Seelische Gesundheit zu erhalten, ist eine Daueraufgabe. Mit zeitweisem Verzicht gerät die Seele nicht aus der Balance. Dann weiß sie mit schwierigen Situationen umzugehen, ohne an den Umständen zu verzweifeln. Sie hat dann gelernt zu erkennen, was im Leben wesentlich ist.

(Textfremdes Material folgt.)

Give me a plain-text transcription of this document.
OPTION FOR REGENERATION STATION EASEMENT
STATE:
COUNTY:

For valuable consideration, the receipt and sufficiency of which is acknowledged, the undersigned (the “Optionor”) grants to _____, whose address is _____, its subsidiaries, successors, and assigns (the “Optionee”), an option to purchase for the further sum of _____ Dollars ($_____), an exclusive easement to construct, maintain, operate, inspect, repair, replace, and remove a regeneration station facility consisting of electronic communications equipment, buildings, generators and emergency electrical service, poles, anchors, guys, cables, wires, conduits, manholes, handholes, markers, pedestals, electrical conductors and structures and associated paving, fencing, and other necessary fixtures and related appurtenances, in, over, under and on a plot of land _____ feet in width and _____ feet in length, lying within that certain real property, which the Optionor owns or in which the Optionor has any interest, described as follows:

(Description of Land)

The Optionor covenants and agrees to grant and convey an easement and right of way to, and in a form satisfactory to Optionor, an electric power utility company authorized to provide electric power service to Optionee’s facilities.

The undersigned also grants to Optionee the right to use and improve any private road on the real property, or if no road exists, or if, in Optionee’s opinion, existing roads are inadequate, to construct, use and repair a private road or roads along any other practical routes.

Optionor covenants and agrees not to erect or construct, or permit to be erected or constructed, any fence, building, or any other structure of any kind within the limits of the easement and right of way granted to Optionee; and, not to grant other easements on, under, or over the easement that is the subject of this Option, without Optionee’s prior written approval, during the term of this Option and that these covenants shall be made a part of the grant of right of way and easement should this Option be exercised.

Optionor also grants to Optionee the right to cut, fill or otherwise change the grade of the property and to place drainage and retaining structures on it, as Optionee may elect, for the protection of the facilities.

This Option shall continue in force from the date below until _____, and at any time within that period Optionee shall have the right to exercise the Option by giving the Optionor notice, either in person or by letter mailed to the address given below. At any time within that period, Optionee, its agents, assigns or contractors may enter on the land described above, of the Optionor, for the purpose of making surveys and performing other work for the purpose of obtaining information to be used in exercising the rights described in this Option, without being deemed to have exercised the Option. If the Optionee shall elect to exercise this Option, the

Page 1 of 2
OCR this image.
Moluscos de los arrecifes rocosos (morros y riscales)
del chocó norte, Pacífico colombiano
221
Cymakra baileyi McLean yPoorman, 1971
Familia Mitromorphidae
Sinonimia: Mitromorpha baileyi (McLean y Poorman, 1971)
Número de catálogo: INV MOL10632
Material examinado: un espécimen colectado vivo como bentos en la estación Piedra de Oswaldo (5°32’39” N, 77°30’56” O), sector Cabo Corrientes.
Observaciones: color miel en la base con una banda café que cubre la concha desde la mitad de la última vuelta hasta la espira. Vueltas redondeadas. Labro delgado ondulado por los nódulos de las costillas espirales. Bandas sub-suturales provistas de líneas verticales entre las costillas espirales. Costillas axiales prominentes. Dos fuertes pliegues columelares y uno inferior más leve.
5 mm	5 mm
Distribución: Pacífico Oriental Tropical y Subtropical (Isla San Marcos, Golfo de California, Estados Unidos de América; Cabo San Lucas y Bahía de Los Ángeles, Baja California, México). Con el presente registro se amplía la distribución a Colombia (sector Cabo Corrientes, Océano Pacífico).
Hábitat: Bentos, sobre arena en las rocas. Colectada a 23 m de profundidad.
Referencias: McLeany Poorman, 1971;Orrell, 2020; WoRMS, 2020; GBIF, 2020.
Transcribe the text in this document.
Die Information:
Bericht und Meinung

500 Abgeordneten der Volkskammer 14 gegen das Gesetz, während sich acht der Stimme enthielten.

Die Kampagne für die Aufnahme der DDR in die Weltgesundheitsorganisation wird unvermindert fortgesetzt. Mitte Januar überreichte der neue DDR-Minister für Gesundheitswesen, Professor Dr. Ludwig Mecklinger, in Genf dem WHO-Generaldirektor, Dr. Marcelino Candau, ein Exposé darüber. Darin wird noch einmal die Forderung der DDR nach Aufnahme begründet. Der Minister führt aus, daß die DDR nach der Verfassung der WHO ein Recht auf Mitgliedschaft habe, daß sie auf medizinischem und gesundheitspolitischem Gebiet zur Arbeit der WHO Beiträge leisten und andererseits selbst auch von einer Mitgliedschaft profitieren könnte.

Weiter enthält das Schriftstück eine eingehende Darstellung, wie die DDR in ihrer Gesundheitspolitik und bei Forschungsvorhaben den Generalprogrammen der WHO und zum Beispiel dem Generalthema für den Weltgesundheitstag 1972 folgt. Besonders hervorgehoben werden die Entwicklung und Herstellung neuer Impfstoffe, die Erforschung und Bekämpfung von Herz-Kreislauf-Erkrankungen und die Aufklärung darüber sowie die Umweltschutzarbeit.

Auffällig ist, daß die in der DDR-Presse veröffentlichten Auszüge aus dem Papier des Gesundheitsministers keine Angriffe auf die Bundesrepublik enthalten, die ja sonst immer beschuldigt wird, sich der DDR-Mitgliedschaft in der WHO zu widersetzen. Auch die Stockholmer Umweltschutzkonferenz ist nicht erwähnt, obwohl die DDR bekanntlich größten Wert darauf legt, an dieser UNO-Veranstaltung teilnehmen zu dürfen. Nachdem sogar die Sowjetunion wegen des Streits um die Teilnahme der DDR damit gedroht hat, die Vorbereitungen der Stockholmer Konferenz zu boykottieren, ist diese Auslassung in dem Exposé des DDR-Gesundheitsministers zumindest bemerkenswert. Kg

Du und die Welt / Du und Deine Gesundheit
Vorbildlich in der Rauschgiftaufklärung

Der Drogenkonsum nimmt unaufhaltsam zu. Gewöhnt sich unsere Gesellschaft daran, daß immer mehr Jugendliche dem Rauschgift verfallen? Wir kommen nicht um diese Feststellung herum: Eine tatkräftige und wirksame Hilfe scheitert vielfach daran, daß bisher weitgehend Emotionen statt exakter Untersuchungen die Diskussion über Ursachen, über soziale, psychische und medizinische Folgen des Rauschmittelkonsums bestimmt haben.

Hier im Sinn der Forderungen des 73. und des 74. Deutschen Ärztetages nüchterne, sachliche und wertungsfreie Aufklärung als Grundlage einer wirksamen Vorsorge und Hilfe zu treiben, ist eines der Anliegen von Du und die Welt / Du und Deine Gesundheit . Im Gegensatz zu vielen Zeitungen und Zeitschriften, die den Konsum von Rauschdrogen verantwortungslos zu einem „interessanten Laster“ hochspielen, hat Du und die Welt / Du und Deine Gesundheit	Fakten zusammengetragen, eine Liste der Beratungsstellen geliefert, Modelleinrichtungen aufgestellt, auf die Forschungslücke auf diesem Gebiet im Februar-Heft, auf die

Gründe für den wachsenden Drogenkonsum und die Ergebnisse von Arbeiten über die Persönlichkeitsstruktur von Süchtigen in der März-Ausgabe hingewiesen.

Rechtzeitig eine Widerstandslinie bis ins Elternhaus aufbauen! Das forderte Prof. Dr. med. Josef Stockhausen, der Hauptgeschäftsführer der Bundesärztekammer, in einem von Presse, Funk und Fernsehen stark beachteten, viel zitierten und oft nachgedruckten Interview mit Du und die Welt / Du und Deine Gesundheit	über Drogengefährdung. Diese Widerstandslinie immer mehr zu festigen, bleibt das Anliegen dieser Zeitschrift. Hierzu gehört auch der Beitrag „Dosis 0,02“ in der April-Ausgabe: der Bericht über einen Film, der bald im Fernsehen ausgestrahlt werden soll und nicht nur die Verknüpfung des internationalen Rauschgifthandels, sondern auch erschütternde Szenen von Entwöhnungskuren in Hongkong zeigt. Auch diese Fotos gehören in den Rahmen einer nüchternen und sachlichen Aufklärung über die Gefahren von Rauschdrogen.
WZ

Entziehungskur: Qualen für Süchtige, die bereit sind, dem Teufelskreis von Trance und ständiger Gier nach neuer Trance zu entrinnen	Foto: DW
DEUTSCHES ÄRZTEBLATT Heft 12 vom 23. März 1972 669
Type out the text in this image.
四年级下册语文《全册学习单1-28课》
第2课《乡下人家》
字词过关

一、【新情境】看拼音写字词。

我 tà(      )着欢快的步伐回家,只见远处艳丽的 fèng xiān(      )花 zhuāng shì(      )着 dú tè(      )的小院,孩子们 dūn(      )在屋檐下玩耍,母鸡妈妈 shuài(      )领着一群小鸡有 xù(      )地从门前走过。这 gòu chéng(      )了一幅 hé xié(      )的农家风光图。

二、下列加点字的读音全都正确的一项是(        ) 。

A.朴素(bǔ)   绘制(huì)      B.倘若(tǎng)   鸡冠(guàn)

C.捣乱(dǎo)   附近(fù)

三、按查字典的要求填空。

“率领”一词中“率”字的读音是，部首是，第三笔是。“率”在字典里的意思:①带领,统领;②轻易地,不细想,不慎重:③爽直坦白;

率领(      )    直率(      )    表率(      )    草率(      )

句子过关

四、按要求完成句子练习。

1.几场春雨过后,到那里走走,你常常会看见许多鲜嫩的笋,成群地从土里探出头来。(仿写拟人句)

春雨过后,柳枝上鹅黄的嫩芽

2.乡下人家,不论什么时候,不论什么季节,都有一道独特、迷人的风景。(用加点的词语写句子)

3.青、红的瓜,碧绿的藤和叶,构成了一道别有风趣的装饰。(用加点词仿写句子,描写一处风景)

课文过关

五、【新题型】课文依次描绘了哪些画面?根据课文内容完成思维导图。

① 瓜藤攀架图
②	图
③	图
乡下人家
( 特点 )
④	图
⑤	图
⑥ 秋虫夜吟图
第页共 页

Sollte es Menschen in deinem Umfeld geben, die über Deine Entschlüsse spotten, sind Dir diese Menschen möglicherweise doch nicht so wohlgesinnt, wie Du das erwartet hättest. Geh in die Diskussion. Steh für Dich ein und sei Dir selbst gegenüber loyal. Bringe Deine Argumente an und höre den Argumenten der anderen zu. Am Ende kannst Du dann entscheiden, wer in Deinem Inner Circle bleiben darf und für wen es sich lohnt, einen Kompromiss einzugehen. Das Staunen der anderen mag Dich auf den ersten Blick verunsichern, auf den zweiten wird es Dich aber ganz sicher stolz machen, dass Du Deinen eigenen Weg findest - das verspreche ich Dir!